From a developmental perspective the problem of social disconnection and an overreliance on technology is one that would benefit from being addressed at early stages of life. Specifically, parents should be supported and encouraged to set limits on and monitor social media use as well as video gaming and other online activities. Recent studies suggest that teens are spending a great deal of time online and on social media. Recent data suggests that this daily social media use is 4.5-5 hours daily (6). Moreover, this data suggests that greater social media use is associated with poorer mental health and there is evidence that finds lessening social media use improves self-reported mental health (7). From an anecdotal perspective, I have found that when I am able to help families set limits on social media use and online activities that parents report that their children seem happier and better behaved. In future blogs we will discuss further the challenge of limiting online activity for families.
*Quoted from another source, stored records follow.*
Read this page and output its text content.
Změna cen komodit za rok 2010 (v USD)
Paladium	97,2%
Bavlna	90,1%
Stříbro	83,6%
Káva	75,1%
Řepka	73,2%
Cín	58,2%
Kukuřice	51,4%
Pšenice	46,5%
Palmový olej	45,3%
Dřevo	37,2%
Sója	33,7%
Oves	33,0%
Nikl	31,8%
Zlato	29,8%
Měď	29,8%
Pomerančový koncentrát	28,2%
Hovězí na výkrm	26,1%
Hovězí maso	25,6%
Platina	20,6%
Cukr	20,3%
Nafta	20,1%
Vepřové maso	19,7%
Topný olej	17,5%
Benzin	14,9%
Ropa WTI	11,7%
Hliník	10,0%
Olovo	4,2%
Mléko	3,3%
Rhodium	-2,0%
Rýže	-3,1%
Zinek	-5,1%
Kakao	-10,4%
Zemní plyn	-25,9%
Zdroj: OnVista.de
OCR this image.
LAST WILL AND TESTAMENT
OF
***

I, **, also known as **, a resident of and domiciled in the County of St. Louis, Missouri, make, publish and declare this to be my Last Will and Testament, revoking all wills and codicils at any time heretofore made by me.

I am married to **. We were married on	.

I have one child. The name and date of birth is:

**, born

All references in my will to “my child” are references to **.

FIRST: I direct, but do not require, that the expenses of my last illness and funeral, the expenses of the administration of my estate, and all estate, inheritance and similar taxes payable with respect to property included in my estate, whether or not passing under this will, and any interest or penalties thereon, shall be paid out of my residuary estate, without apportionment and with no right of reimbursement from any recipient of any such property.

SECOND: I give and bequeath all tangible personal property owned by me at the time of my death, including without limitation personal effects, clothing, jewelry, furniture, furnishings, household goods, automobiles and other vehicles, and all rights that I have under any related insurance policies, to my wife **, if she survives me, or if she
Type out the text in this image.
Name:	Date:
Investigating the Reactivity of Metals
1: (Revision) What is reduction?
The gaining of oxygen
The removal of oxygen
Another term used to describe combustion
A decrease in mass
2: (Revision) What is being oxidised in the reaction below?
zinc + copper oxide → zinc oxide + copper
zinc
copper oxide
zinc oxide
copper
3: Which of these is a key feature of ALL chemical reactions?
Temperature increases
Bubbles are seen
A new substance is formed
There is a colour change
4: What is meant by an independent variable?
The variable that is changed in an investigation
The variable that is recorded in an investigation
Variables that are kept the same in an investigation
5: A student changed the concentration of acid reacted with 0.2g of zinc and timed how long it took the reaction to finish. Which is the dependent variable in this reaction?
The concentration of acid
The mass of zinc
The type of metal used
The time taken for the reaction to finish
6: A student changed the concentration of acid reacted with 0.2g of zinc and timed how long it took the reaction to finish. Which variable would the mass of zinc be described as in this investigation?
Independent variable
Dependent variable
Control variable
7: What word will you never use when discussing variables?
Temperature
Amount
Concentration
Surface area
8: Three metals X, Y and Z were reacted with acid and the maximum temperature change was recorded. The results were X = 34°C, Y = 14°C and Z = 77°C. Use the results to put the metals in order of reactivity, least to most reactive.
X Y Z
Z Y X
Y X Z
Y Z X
In conclusion, promoting greater connectedness appears to be an important issue and one that many of our clients struggle with. Acknowledging the appeal of online activity in lieu of social activity is critical here. Dealing with people can be complicated, and at times stressful and anxiety provoking, but the rewards of forging real connections clearly outweigh social isolation and social disconnection.

References:

  1. Thompson, Derek, “The Anti-Social Century. The Atlantic, February 2025. https://www.theatlantic.com/magazine/archive/2025/02/american-loneliness-personality-
    politics/681091/
  2. The surgeon general’s report from 2023, “Our Epidemic of Social Isolation and Loneliness”:https://www.hhs.gov/sites/default/files/surgeon-general-social-connection-advisory.pdf
  3. Gioia, Ted, article from his Substack, on how social needs may be getting met through online connections. https://www.honest-broker.com/p/the-state-of-the-culture-2024.
    • Note: Thompson raises a similar point in his article.
  4. Putnam, Robert, “Bowling Alone: The collapse and revival of the American Community,” (New York: Simon & Schuster, 2000).
    • Also see his NYT interview: https://www.nytimes.com/2024/07/13/magazine/robert-putnam-interview.html?auth=login-google1tap&login=google1tap
    • There are also multiple youtube videos and summaries of his work online as well.
  5. Haidt, Jonathan, “The Anxious Generation: How the Great Rewiring of Childhood Is Causing an Epidemic of Mental Illness.” Penguin Press, 2024.
    • There are multiple summaries and youtube videos about this work online.